RELAÇÕES PERIGOSAS
Alberto Dines
O que é melhor para um veículo na véspera de eleição? Assumir sua preferência e, a partir dai, buscar a objetividade noticiosa ou fingir neutralidade para mais facilmente esconder sua predileção?
A Folha de S.Paulo talvez seja o jornal melhor equipado em matéria de deontologia no Brasil mas é recordista em flagrantes de adultério com causas e candidatos.
Está evidente que, no plano nacional, ao jornalão desgostam duas candidaturas: Garotinho e Serra. Faz restrições a Lula porque a Folha é uma empresa e os empresários, muito espertamente, estão simulando que renderam-se ao charme do candidato do PT. Além do mais, se o jornal apoiá-lo ostensivamente comprometerá os últimos oito anos de oposição ou independência frente ao governo.
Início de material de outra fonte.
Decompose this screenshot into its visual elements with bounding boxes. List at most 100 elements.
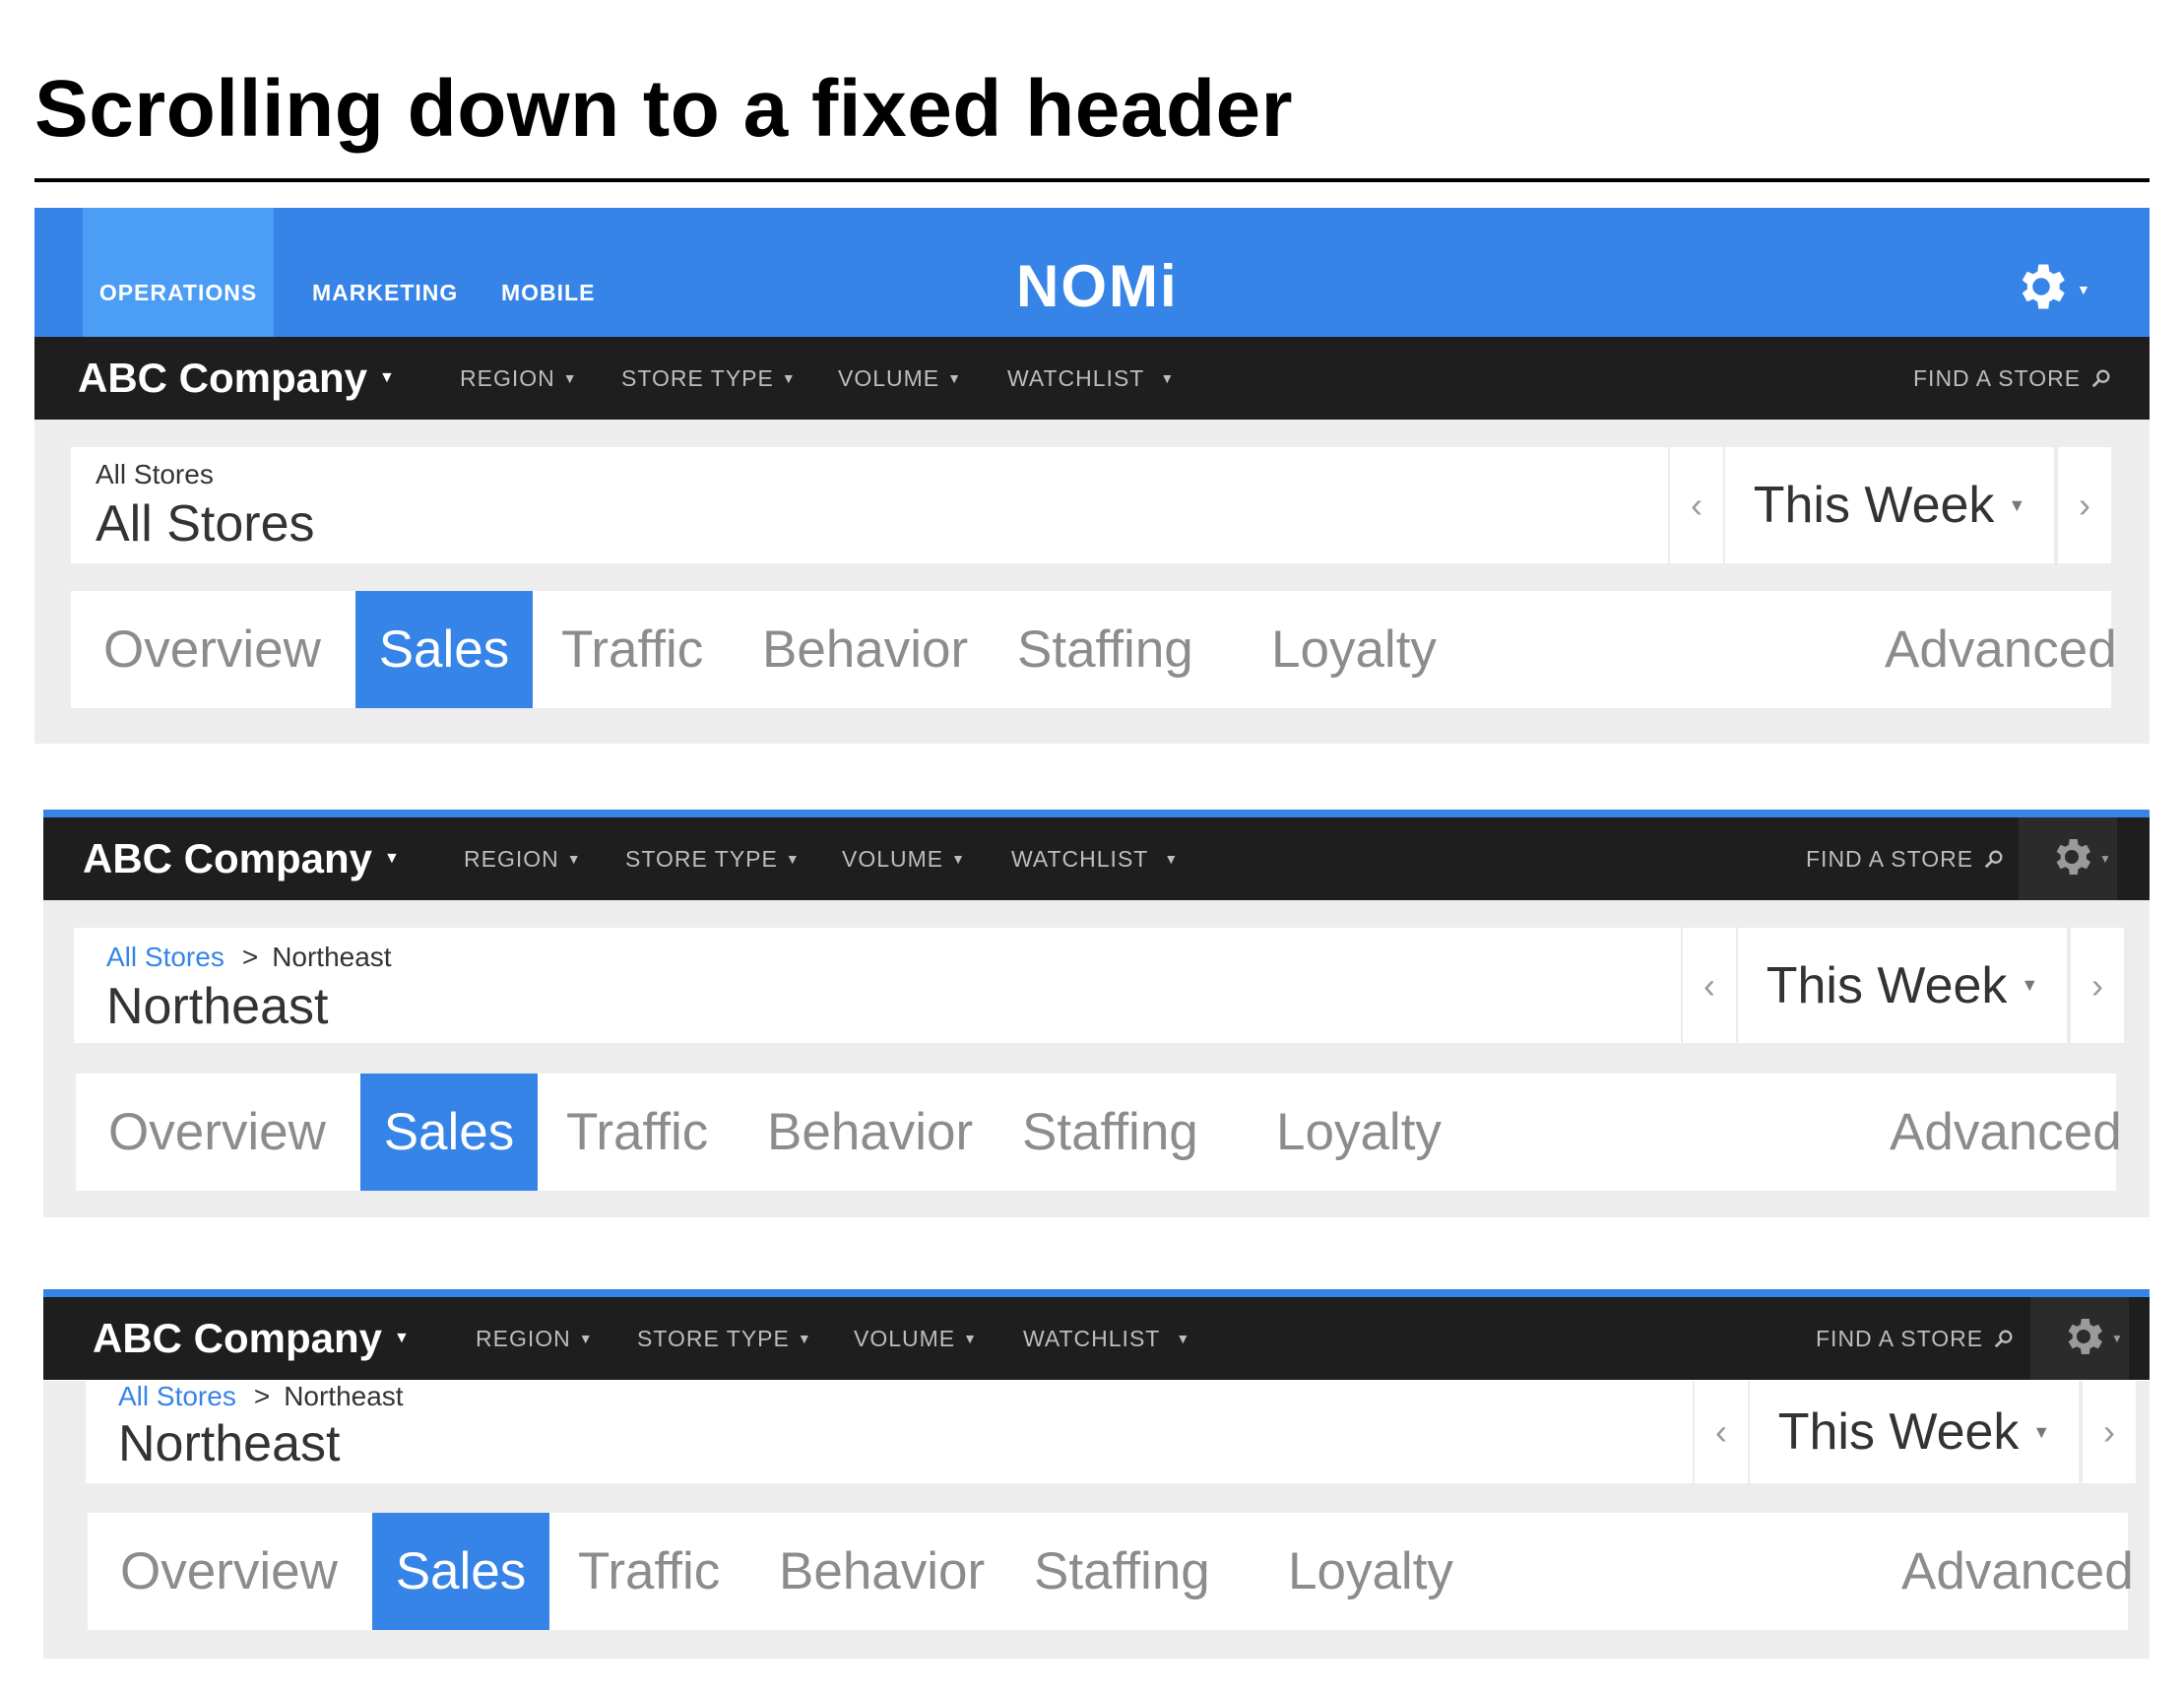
filter-region[interactable]: REGION ▼ — [460, 337, 578, 420]
tab-advanced[interactable]: Advanced — [1901, 1513, 2134, 1630]
filter-label: WATCHLIST — [1007, 364, 1145, 391]
find-store-button[interactable]: FIND A STORE — [1816, 1297, 2015, 1380]
filter-label: VOLUME — [838, 364, 940, 391]
date-range-label: This Week — [1766, 956, 2008, 1014]
chevron-down-icon: ▼ — [1160, 370, 1176, 386]
content-panel: All Stores > Northeast Northeast ‹ This We… — [43, 900, 2150, 1217]
find-store-button[interactable]: FIND A STORE — [1806, 817, 2005, 900]
settings-menu[interactable]: ▼ — [2030, 1297, 2129, 1380]
tab-overview[interactable]: Overview — [103, 591, 321, 708]
store-header: All Stores All Stores — [71, 447, 1668, 563]
filter-watchlist[interactable]: WATCHLIST ▼ — [1007, 337, 1175, 420]
chevron-right-icon[interactable]: › — [2081, 1381, 2136, 1483]
tab-sales[interactable]: Sales — [360, 1074, 538, 1191]
chevron-down-icon: ▼ — [566, 851, 582, 867]
date-range-label: This Week — [1753, 477, 1995, 534]
find-store-label: FIND A STORE — [1806, 845, 1974, 872]
tab-staffing[interactable]: Staffing — [1034, 1513, 1210, 1630]
company-selector[interactable]: ABC Company ▼ — [78, 337, 395, 420]
tab-loyalty[interactable]: Loyalty — [1271, 591, 1437, 708]
filter-label: REGION — [476, 1325, 571, 1351]
date-range-selector: ‹ This Week ▼ › — [1668, 447, 2111, 563]
chevron-down-icon: ▼ — [2111, 1332, 2123, 1345]
tab-staffing[interactable]: Staffing — [1017, 591, 1193, 708]
filter-volume[interactable]: VOLUME ▼ — [854, 1297, 978, 1380]
nav-item-operations[interactable]: OPERATIONS — [83, 208, 274, 337]
filter-store-type[interactable]: STORE TYPE ▼ — [621, 337, 797, 420]
find-store-button[interactable]: FIND A STORE — [1913, 337, 2112, 420]
chevron-left-icon[interactable]: ‹ — [1668, 447, 1723, 563]
filter-label: VOLUME — [842, 845, 944, 872]
nav-item-marketing[interactable]: MARKETING — [312, 208, 458, 337]
tab-traffic[interactable]: Traffic — [561, 591, 703, 708]
tab-bar: Overview Sales Traffic Behavior Staffing… — [88, 1513, 2134, 1630]
fixed-filter-bar: ABC Company ▼ REGION ▼ STORE TYPE ▼ VOLUME ▼… — [43, 1297, 2150, 1380]
breadcrumb-link-all-stores[interactable]: All Stores — [106, 942, 225, 972]
store-title: Northeast — [118, 1415, 341, 1472]
chevron-down-icon: ▼ — [2032, 1421, 2051, 1442]
filter-label: STORE TYPE — [625, 845, 778, 872]
filter-label: WATCHLIST — [1023, 1325, 1161, 1351]
tab-sales[interactable]: Sales — [372, 1513, 549, 1630]
search-icon — [1994, 1330, 2013, 1348]
chevron-down-icon: ▼ — [578, 1331, 594, 1346]
chevron-right-icon[interactable]: › — [2069, 928, 2124, 1043]
tab-traffic[interactable]: Traffic — [566, 1074, 708, 1191]
chevron-down-icon: ▼ — [963, 1331, 978, 1346]
date-range-selector: ‹ This Week ▼ › — [1681, 928, 2124, 1043]
date-range-dropdown[interactable]: This Week ▼ — [1748, 1381, 2081, 1483]
chevron-down-icon: ▼ — [1164, 851, 1180, 867]
nav-item-mobile[interactable]: MOBILE — [501, 208, 595, 337]
tab-overview[interactable]: Overview — [108, 1074, 326, 1191]
tab-advanced[interactable]: Advanced — [1890, 1074, 2122, 1191]
filter-store-type[interactable]: STORE TYPE ▼ — [625, 817, 801, 900]
chevron-right-icon[interactable]: › — [2056, 447, 2111, 563]
filter-label: WATCHLIST — [1011, 845, 1149, 872]
date-range-label: This Week — [1777, 1403, 2020, 1461]
tab-sales[interactable]: Sales — [355, 591, 533, 708]
date-range-dropdown[interactable]: This Week ▼ — [1736, 928, 2069, 1043]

No peito da Folha bate um coração pró-Ciro. Nada demais, escolher é legítimo. Ruim é fingir indiferença e distanciamento olímpico.
Este Observador, há algum tempo, vem apontando evidências da mal-disfarçada preferência:
** Contrariando decisões duras tomadas em passado recente, a Folha está permitindo que na coluna da direita da Página 2 milite o principal conselheiro do candidato da Frente Trabalhista, o professor Mangabeira Unger. Mesmo que o dito venha se protegendo atrás do não-dito, sua figura está de tal modo entranhada na figura do parceiro que a simples presença num dos espaços mais prestigiados da imprensa brasileira confere-lhe uma distinção que, automaticamente, estende-se ao outro. Nunca é demais lembrar que a Folha removeu do mesmo lugar o economista André Lara Resende, no momento em assumiu a presidência do BNDES; e substituiu o mesmo José Serra quando este foi levado ao Ministério da Saúde. Tudo em nome da independência e da imparcialidade.
** Oferecer ao mentor de uma candidatura lugar tão nobre ao longo da campanha eleitoral equivale, no mínimo, a arrastar a asa para o candidato. Pode alegar-se que os leitores consideram fas-ci-nan-tes os textos do articulista. Adorariam mais ainda se o jornal tivesse a coragem de anunciar que nos próximos dois meses a atração semanal da página de opinião será outra. Isto, sim, seria mostrar que tem o rabo preso no leitor.
** O privilégio torna-se ainda mais gritante quando se sabe que o mentor, nos últimos anos, teve grande influência nas opções opinativas do jornal ? a mais notória quando o Banco Central deixou flutuar a cotação do dólar e, em editorial de primeira página, proclamou-se a necessidade de adotar o currency board. Não se trata de um colunista distante e solitário mas de alguém que, simultaneamente, exerce grande influência tanto no comando do jornal como no comando da campanha.
** A Folha foi o primeiro veículo da grande imprensa a explorar a doença e o novo visual da mulher do candidato, a atriz Patrícia Pillar. Não o fez num episódio médico mais grave e com uma figura televisiva ainda mais conhecida, a apresentadora Ana Maria Braga. Foi uma opção claramente política, camuflada e, para quem conhece os mecanismos de uma redação, seus desdobramentos são facilmente reconhecíveis.
** Agora, quando o candidato Ciro Gomes faz aquela desastrada confissão (depois apresentada como brincadeirinha) dizendo que a principal função da companheira é dormir com ele, a mídia reagiu com estridência. E não apenas por pressão das feministas mas pelo extremo mau-gosto e vulgaridade da proclamação. A Folha foi o único veículo a sepultar a gafe por meio de uma discreta nota de uma coluna, em página par, do caderno “Eleições” (sábado, 31/8, pág. 4).
O leitor compenetrado dirá que são “abobrinhas”, insignificâncias ou impertinências que não podem se sobrepor aos atributos do postulante. O leitor pode ter razão. Mas este leitor também tem o direito de exigir do jornal uma exposição equânime das informações de modo que, na hora de votar, ele ? e não um editor ? saiba o que foi pertinente ou não ao longo da cobertura.